Richard Miles had just turned twenty-nine on March 4th, 1993. He worked as an auto body mechanic in a car repair shop called Pollards in Frampton on Severn, Gloucestershire, England.
On March 10th, Richard went home for lunch at around one in the afternoon but never returned to work. Two and a half hours later, his mother Freda, who was a nurse at nearby Standish Hospital, came home and found him dead in the garden of the family residence. He had been stabbed once in the heart; the kitchen knife was still planted in his chest.
Richard was something of a loner, called quiet and unassuming by friends and colleagues, but seemingly with no enemies whatsoever. No one could fathom why anyone would want to kill him in such a cold-blooded fashion.

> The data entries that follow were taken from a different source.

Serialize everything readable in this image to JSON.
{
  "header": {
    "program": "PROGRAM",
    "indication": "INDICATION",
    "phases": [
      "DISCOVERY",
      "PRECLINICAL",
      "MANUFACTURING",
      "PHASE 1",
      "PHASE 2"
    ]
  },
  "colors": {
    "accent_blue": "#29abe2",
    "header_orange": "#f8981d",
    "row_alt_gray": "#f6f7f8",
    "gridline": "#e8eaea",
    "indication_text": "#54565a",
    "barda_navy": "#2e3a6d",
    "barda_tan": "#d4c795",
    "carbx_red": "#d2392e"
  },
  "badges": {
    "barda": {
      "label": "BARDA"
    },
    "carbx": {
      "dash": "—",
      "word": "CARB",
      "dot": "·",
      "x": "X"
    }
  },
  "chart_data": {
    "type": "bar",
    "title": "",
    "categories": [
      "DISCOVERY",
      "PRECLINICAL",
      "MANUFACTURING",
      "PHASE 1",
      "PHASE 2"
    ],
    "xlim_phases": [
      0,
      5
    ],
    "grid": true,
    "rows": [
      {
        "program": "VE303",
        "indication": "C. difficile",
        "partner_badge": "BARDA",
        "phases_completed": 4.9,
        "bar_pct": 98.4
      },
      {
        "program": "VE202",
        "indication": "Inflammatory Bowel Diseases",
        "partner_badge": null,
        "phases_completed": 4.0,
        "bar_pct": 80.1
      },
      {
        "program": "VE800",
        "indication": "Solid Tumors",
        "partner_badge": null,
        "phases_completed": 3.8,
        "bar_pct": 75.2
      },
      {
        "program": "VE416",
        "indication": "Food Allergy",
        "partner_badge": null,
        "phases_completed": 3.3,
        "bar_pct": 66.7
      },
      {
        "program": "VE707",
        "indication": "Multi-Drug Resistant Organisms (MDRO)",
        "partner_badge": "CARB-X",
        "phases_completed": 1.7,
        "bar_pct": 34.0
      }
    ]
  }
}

A massive investigation ensued, with police questioning hundreds of people who had passed through the area at the time of the murder and recreating the scenario of Richard’s mysterious slaying on the BBC’s Crimewatch TV program. Richard’s family also offered a £10,000 reward for information leading to the capture and conviction of his killer.
Despite all their efforts, however, the case stalled almost immediately and remained cold for two decades. Then, in November 2013, a man phoned the police and confessed to the crime, stating that two other men were involved. Two of the individuals—a fifty-three-year-old from Quedgeley and a forty-four-year-old from Longford—were arrested and interrogated about the murder, while a third man, a sixty-six-year-old from Stonehouse, was accused of perverting the course of justice. Ultimately authorities found no evidence linking them to the murder, and they were released two months later.
The strange and seemingly random killing of Richard Miles remains unsolved as of August 2024.